Mary Queen of Scotland and the Isles
Page 84
It sent shivers through her. “It will be Kirkcaldy’s,” she said. Bothwell could not die.
“Do you not want to hear what the Lords have pronounced about you?” he asked gently. “They say you must resign the crown in order to save your life and honour. If you do not, they plan to charge you with three crimes, using the captured Bothwell letters as proof of them. They are…” He opened his bag and poked around in it, finally extracting a paper. “They are these: tyranny, for breach and violation of the common laws of the realm; the murder of the King; and incontinency with Bothwell and others, as proved by your own handwriting and sufficient witnesses.”
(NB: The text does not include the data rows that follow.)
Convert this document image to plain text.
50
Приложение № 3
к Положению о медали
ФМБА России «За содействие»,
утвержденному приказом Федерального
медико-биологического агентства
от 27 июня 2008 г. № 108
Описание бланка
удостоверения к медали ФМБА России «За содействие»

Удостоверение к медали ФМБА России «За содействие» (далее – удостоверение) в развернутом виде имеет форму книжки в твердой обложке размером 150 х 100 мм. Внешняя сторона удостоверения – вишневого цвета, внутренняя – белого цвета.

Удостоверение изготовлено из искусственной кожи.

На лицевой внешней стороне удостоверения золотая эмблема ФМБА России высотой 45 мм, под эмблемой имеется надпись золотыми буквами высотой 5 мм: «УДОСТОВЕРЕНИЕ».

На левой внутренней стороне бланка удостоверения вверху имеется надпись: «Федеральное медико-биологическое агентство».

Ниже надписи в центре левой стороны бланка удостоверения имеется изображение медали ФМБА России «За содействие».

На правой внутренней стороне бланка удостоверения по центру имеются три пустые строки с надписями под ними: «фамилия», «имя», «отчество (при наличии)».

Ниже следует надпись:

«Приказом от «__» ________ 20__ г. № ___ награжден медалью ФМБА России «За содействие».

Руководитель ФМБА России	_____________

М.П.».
“So they now paint me as a tyrant like Nero and an orgy-mistress like Messalina? Their imaginations eclipse even Rabelais’s.”
“You have friends,” he said. He handed her a turquoise ring. “This is from the earls of Argyll and Huntly, and Hamilton. Maitland is a hidden ally. They support you, but now beg you to save yourself. The Lords of the Secret Council—as the inner circle of your enemies now call themselves—have determined to take your life, either secretly or by a mock trial among themselves. You must do as they say. Anything you sign under duress or in prison is not binding. You may repudiate it as soon as you are free. But to be free, you must be alive.”
“Yes. I must be alive.”
“Knox has proclaimed a week of fasting, and daily tells the people that if you are not killed, God will send a plague on Scotland. He pushes the Lords, and makes it easy for them to do this. Do not compel them to it.”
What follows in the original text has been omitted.